Invest at least 15% of your pre-tax household income each year
Saving and investing 15% of your annual income every year is a simple strategy for becoming wealthy. And the earlier you start investing your income, the greater your opportunity to accumulate wealth. So start the process of earning and investing as early as possible in your life, and put away 15% or more of your income every year for investment purposes. The compounded growth over time can be remarkable.
Wealthy people spend more time planning their investments, and they typically hire a high-quality financial advisor to help guide their investment portfolio. Although millionaires are typically frugal, they recognize the importance of working with (and paying for) top experts to help grow their wealth. The authors found that millionaires are actively involved with the planning of their investments, and often ultimately make their own investment decisions (with consultation from a financial advisor), but they are not “active” investors. Less than 10% of millionaires interviewed by the authors held their investments for less than a year, and 42% of the millionaires made no stock trades at all in the prior year. Millionaires spend their time on a small number of stocks, focusing on companies they know and understand well, and then stay in it for the long haul. Aspiring millionaires should follow the same approach.
The typical millionaire, based on the book’s research, held about 20% of their wealth in publicly traded stocks (and never more than 30%), and had 2.5 times more money in investment real estate than in their own personal homes.
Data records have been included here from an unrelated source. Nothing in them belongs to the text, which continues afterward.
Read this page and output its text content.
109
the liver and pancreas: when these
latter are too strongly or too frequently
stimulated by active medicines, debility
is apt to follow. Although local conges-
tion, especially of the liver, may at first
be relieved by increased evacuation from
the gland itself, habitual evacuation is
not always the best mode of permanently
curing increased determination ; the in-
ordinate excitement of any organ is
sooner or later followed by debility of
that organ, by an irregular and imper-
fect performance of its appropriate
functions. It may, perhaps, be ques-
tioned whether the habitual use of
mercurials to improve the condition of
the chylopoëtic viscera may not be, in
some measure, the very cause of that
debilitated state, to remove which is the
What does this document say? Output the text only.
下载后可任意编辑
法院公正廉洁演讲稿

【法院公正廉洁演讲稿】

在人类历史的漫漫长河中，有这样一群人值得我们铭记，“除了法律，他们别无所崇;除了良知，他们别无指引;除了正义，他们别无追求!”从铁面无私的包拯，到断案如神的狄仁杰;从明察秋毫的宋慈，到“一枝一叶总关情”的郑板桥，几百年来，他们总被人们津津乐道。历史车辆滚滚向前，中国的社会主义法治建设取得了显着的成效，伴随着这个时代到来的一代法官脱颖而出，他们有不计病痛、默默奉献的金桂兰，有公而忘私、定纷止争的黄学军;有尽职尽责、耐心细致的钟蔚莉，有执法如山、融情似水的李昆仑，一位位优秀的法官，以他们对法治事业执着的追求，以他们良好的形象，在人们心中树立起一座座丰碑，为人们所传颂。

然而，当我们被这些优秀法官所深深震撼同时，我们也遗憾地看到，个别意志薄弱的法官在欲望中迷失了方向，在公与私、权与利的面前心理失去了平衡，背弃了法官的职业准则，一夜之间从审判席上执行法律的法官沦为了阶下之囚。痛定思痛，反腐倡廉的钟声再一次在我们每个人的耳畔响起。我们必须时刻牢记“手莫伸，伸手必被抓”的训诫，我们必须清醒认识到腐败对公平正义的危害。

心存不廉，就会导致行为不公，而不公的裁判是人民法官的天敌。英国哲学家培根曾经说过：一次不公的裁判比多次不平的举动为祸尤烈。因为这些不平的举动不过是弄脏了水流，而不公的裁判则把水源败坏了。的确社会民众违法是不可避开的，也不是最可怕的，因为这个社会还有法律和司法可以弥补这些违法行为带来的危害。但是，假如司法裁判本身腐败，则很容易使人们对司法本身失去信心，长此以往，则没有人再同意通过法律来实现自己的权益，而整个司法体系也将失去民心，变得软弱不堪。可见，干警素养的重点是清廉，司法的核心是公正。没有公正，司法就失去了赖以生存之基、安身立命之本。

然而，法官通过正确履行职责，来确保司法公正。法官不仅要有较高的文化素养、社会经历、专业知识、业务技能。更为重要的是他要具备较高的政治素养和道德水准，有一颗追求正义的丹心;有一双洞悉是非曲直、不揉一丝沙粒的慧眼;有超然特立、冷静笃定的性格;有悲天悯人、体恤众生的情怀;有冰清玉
You’re more likely to become a millionaire if you are self-employed
The authors found that people who are self-employed are 4 times more likely to be a millionaire than people who work for someone else. Self-employed people accounted for less than 20% of U.S. workers, but more than 2/3 of all millionaires. However, the authors are also quick to point out that many entrepreneurs and self-employed people never become wealthy. As we all know, it is hard to become a successful entrepreneur or business owner, and most never make it. High risk, high reward.
You can do it without the help of a trust fund
The authors note that 80–85% of millionaires are self-made. They are first-generation rich, meaning they did it on their own without huge cash gifts and ongoing economic support from their parents. It should come as no surprise that self-made affluent people are typically frugal and price-sensitive.
Spend your money on the important things
Millionaires are often frugal when it comes to consumer goods and services, but they do spend their money on investment advice, legal services, medical care, education for their children, and even vacations and other experiences with friends and family. The lesson is to cut back on your consumption lifestyle and spend your money where it will make a difference.
I hope this book summary provides you a solid foundation to grow your wealth and become financially independent. I am certainly no expert in this space, but I found this book to be incredibly helpful, and I hope this recap does the same for you.